By: Rob Harris
For a number of years, many golf clubs have faced challenges in maintaining a strong and vibrant membership base. Without a steady stream of new members, clubs have confronted holes in operating budgets and have had to resort to contractual rights and remedies to maintain revenues.
Sometimes, governing documents will permit departing members to recoup initiation fees only upon the entry of replacement members. Arguably even more draconian, certain clubs prohibit members from resigning until new members join. In those circumstances, recalcitrant members are faced with demands from clubs that they continue to pay dues.
Such is the situation at South Carolina’s Callawassie Island Club, where a South Carolina trial court in 2014 held that the club’s governing documents unambiguously required members to make such payments.
However, with a decision last week, the South Carolina Court of Appeals has reversed the lower court’s ruling, holding that. in fact, there is ambiguity in the documents, which must be sorted out in a full trial.

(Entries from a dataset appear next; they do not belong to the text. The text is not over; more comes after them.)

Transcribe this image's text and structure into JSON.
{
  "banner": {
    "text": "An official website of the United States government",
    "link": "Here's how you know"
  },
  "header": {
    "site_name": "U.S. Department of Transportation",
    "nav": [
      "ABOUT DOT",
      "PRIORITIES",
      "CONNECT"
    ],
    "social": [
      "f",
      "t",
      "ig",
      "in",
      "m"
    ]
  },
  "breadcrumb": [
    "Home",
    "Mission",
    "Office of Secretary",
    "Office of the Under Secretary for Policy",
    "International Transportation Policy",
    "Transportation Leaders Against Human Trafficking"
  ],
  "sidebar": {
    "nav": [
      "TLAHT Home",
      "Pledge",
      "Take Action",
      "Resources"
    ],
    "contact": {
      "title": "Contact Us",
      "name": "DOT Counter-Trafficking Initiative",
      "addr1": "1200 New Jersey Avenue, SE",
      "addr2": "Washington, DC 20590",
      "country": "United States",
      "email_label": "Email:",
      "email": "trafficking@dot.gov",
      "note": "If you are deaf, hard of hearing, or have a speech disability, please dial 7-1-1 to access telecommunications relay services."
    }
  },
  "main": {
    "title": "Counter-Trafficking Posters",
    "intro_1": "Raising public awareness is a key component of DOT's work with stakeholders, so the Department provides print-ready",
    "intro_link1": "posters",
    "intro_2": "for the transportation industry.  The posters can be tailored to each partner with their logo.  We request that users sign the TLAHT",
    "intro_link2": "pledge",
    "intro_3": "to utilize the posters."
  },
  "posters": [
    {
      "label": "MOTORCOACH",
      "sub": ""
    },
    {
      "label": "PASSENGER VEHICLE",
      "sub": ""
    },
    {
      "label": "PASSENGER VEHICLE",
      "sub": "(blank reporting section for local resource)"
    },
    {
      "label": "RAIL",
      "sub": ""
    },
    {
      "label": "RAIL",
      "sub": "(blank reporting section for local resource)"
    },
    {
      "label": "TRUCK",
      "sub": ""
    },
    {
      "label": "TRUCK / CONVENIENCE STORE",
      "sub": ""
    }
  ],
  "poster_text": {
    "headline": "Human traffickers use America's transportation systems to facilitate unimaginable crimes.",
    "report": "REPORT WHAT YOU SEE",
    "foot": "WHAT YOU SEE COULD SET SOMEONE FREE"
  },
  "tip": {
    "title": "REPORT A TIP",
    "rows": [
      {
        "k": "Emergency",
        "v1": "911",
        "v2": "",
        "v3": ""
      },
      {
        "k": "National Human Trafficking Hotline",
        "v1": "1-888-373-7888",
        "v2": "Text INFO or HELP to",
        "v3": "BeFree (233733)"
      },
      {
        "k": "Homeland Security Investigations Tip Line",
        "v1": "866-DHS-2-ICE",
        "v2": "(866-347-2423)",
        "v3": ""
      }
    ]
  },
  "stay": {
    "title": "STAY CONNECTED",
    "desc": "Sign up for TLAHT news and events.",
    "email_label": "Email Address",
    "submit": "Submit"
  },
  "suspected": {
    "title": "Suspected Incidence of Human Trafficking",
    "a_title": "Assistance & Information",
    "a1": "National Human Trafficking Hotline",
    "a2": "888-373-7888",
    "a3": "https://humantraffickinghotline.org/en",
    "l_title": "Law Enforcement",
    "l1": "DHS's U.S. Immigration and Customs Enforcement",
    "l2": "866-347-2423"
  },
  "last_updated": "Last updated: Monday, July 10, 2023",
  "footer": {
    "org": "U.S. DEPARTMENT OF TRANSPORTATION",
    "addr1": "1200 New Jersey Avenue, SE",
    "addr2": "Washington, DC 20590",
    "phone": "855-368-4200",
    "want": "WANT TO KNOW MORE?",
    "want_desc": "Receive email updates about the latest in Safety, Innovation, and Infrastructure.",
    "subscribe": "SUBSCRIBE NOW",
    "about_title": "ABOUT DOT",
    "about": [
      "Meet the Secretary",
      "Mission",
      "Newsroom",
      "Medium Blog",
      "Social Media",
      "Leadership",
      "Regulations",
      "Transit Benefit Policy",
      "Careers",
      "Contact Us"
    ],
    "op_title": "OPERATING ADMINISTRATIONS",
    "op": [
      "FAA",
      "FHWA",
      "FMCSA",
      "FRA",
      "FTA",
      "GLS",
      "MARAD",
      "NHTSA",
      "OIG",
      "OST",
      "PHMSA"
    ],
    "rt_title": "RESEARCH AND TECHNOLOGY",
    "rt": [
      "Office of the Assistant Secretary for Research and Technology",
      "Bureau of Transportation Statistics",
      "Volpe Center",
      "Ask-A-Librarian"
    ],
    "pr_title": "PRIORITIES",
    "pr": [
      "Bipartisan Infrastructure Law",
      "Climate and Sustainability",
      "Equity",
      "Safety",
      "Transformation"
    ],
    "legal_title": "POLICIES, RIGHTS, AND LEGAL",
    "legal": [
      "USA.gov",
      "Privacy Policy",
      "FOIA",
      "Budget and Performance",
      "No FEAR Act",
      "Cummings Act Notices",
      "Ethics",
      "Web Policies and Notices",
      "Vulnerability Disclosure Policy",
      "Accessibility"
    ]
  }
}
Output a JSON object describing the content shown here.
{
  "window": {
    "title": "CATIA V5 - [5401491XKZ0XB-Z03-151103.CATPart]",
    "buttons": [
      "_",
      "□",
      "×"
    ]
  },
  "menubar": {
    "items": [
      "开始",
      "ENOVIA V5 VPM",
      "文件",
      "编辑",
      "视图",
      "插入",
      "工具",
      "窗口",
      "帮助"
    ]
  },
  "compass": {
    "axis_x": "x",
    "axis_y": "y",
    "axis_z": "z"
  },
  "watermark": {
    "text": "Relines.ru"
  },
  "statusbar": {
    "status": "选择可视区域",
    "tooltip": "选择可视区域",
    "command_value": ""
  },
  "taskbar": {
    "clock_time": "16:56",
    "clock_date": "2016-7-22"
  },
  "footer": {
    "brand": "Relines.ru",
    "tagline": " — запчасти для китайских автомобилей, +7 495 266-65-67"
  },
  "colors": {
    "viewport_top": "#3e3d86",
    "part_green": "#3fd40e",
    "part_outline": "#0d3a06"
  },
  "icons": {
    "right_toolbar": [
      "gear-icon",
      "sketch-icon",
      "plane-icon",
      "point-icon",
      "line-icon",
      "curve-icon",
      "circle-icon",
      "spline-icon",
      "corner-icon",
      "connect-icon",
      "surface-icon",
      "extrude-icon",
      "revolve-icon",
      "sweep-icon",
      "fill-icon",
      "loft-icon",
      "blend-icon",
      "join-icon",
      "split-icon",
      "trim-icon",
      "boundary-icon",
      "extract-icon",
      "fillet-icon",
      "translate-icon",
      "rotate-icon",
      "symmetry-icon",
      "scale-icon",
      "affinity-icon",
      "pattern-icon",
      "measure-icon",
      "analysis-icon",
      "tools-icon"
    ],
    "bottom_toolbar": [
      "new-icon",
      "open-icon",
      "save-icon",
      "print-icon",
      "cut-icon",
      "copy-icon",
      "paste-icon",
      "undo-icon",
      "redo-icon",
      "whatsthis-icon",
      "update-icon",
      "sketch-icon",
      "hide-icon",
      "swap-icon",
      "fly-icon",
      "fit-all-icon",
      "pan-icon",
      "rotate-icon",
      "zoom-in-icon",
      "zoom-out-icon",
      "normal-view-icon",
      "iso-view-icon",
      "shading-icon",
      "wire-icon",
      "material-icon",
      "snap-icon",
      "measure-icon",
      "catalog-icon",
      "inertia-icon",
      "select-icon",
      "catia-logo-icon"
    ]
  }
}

The Court noted that the 1994 governing club documents provide as follows:
“Any member may terminate membership in the Club by delivering to the Club’s Secretary written notice of termination in accordance with the By-laws. Notwithstanding termination, the member shall remain liable for any unpaid club account, membership dues and charges (including any food and beverage minimums).”
However, the court also noted the existence of other documents, including a 1994 Plan and Bylaws, which “provide resigned members are obligated to continue to pay dues until their memberships are reissued. Further ambiguity is found is in the 2009 [governing club documents], which provide that members who have terminated their club memberships remain liable for unpaid dues until their membership is sold. The term ‘unpaid’ is not defined in the documents. It is unclear whether the language relating to unpaid dues refers to unpaid dues owed at the time of resignation or unpaid dues accruing before and after resignation. Thus, we find the evidence relating to the issue of whether Appellants were obligated to pay dues post-resignation, viewed in the light most favorable to Appellants, leaves a genuine issue of material fact for trial and, thus, precludes judgment for Callawassie as a matter of law.”
The court also found that a trial was warranted as to whether a resigning member’s dues obligation should cease after four months, pointing to this language in the governing documents:
“Any member whose account is delinquent for sixty (60) days from the statement date may be suspended by the Board of Directors. . . . Any member whose account is not settled within the four (4) months’ period following suspension shall be expelled from the Club.”
Acknowledging that expulsion does not necessarily correlate to a voluntary resignation, the court found there to be sufficient ambiguity to warrant a trial on this issue.